Once these phases are realized, the playing field will have been leveled out, and only in stage 4, when scaling is required to establish greater economies of scale and/or reduction of costs and pricing, does big business get a competitive advantage.

AI and data management

With AI infiltrating everything, from CRM systems through to analysis. The big question is do we really need it? The simple answer is yes. For example, in the retail sector “AI is enabling retail businesses, through the use of chatbots, for example, to collect more data that can be effectively analyzed to help improve the customer experience.

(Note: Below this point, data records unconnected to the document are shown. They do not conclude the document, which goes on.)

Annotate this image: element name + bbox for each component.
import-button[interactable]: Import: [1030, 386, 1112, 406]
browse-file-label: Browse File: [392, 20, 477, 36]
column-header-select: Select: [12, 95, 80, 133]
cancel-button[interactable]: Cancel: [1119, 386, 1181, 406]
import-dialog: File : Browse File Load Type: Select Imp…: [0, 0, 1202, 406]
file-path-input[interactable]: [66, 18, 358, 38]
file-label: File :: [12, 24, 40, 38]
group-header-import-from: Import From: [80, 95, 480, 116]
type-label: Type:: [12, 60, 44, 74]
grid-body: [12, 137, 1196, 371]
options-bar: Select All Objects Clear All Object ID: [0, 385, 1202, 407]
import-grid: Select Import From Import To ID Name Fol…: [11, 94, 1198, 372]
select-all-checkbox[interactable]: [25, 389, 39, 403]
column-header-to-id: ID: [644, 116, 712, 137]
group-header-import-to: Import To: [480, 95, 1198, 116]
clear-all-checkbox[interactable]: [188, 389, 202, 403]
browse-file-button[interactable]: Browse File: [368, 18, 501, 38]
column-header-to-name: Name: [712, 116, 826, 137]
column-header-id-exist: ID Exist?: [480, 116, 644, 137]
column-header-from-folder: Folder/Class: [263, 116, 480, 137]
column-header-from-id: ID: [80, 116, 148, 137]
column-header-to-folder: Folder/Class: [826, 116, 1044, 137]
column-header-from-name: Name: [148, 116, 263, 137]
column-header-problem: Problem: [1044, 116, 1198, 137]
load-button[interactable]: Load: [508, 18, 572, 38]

When looking into the financial sector or capital space, CRM systems such as Affinity are actively trawling emails, contacts, and their contacts to make connections for the next venture capital play.

Fears on competition

There is nothing to fear, except fear itself when it comes to competition. According to a 2018 survey into Fortune 1,000 companies:

  • 54.4% of executives reported that an inability to be nimble and compete on data presented the most significant competitive threat that they faced.
  • 79.4% of executives said that they feared disruption from data-driven competitors.
  • 97.2% of executives said their firms were investing in big data and AI initiatives as they sought to become data-driven businesses.

These results are staggering, considering that a large number of these Fortune 1,000 companies lacked the ability to be agile. Disruption should be an organic process. When customers’ needs are met, through a greater level of performance, reliability, convenience, price, and meet consumer values.

Not only a little bit to a point that it drives nearly 80% of respondents to “fear” their competitors of all shapes and sizes. AI and big data in a sense have really leveled the playing fields when it comes to disruption.

The rise of social disruption

With the rise of social disruption, companies are now feeling the full force of social disruption when they either willingly or unknowingly act with disregard to a specific group or sub-culture within their ranks.

Thanks to social media and mass communication platforms, staff, clients and the community at large have the ability to mobilize at rates never experienced at all, literally wiping millions from company share prices in a matter of days.

This social disruption has moved far beyond “activist investors” such as Cark Icahn and Bill Ackman, it is done on mass, and without warning in many cases. Take the backlash for Nike’s policy for reducing female athletes. Or, the pushback against major Australian supermarket chains when they entered into a price war with local farmers.

Social disruption is undoubtedly powerful. That is why it may come as no surprise to hear that global investment firms like BlackRock and Vanguard are now expecting boards of directors to consider social risks that can disrupt their business and erode investor value.